As I sat down to write this morning, I realized that “hope” has become a consistent theme through my blog. I’ve reflected on new flowers peeking out from bulbs buried in winter snow, tiny hostas surviving a late May freeze, and long lost plants hidden in dark laundry rooms. As I read through each one, I decided to repost this meditation this morning. Hope not only brings us light out of the darkness, it also encourages us to share the light with others as well. ~cameron
Act as if what you do makes a difference. It does. ~William James
How wonderful it is that nobody need wait a single moment before starting to improve the world. ~Anne Frank
I realized last night that I’ve been giving a lot of press to the Japanese beetles lately, both literally and figuratively. They have distracted me from some of the good parts of my garden and overwhelmed me with their destructive ways. I walk out on the farm each night and start looking for them on the grape vines the work my way down to the apricot trees. My eyes form small slits as I glare at at the creatures, and I start flicking them off the leaves.
Last night, however, while my gaze traveled the top bar of the grape trellis, a small glimmer of red caught my eye. A ladybug! She perched there amidst the tattered and shredded leaves like a small gift. Methodically, she worked her way across one leaf, no doubt eating whatever miniscule creatures she could find and potentially saving 2 square inches of yards and yards of grape vine.
No matter. In that small space, she accomplished her task, not caring if the beetles had ravaged leaf after leaf or worrying that darkness would fall soon and her task wouldn’t be done.
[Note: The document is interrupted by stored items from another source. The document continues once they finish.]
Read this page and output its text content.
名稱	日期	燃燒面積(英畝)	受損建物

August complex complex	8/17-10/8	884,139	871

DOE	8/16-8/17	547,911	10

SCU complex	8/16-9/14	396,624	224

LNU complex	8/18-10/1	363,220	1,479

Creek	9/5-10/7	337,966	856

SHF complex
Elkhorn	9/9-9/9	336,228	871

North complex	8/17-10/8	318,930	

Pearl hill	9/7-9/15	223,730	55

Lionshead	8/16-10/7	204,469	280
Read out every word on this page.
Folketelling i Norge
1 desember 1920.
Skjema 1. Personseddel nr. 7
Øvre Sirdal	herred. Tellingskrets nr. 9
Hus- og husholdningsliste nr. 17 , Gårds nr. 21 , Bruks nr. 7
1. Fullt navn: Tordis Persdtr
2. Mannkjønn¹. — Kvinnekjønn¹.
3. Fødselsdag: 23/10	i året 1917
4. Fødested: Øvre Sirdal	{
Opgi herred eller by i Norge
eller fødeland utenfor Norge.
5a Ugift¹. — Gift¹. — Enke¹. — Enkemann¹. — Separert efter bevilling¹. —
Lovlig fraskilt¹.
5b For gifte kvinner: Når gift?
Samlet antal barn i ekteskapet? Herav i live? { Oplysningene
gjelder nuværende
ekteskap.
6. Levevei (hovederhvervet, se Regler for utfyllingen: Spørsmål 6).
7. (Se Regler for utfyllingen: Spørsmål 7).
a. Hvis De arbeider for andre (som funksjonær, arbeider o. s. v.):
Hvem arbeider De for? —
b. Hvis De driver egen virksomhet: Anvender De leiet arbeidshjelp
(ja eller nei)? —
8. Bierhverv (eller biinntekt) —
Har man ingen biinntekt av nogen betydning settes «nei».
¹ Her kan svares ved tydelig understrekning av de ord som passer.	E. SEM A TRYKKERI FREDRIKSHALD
I sit here this morning and reflect on that ladybug. She continues to go about her business, taking care of what is around her. Her size and solitude not stopping her from making a difference for that one leaf in that moment in time. But square inch after square inch and plant after plant, she and others like her save parts of my garden.
Sometimes, when the darkness comes or the Japanese beetles descend, we feel small and alone in what we do in this world, and we wonder if we are making a difference. We look around in our 2 square inches and question, is this enough?
Well, if you glance around the garden, you’ll see other ladybugs tending to their two square inches–some may be down in the squash patch, others may be up on the lilies. And what seems like worlds away from each other, they are giving a vegetable or a leaf a little hope for protection and life–making a difference for one being in that two square inches.
So, this morning as I pray for for a world that often seems filled with issues bigger than one me can address–poverty, violence, hunger, isolation–I keep that ladybug tucked in my spirit, remembering that when I walk out my door this morning, I step into my two square inches of life’s garden, and what I do will make a difference.